Published by Wesley Pioest in Poetry
data: 29/09/2021

Calendario

Vagarosamente, anos passaram, passaram,

Polvilhando areia de ampulheta em meus ombros.

Vento leva areia como levasse pedaços de mim

Por aí afora, pela jornada, pelo caminho,

Pelas cidades onde enterrei a vasta cabeleira.

Parcos vestígios ainda restarão, dispersos,

Debaixo de alguma marquise onde parei um dia

Para fugir da chuva – ou naquela praça fugidia

Que a memória ora alcança, ora deixa escapulir.

Provavelmente, uma palavra talvez resista

Na penumbra, fechada qual página de livro,

Que o olho desatento não poderá decifrar.

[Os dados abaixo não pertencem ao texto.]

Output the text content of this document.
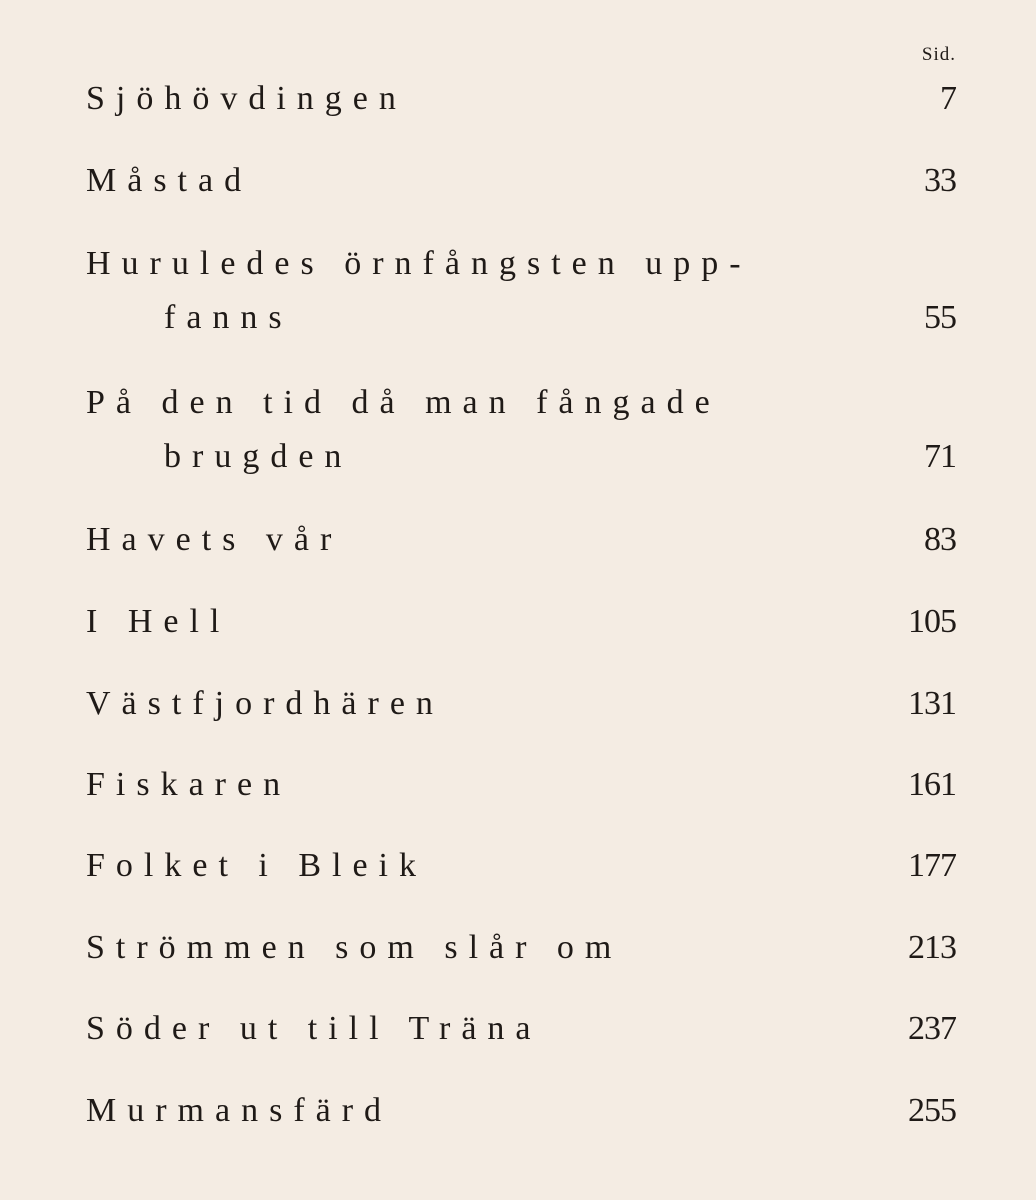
Sid.
Sjöhövdingen	7
Måstad	33
Huruledes örnfångsten upp-
fanns	55
På den tid då man fångade
brugden	71
Havets vår	83
I Hell	105
Västfjordhären	131
Fiskaren	161
Folket i Bleik	177
Strömmen som slår om	213
Söder ut till Träna	237
Murmansfärd	255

Hoje, faço de conta que registro outro tempo

A passar como um filme em fatigadas retinas.

Vagarosamente, anos foram acumulando,

Com paciência, camadas espessas de sentimentos

Aos quais me agarro para não submergir.

À noite me abraçam, confortam, a sussurrar:

Valeu a pena. Então aquiesço e sigo adiante,

Quero espalhar ao mundo milagres derradeiros.

Eita vida longa, quanto deslumbramento!

Vento que nos trouxe, um dia nos levará.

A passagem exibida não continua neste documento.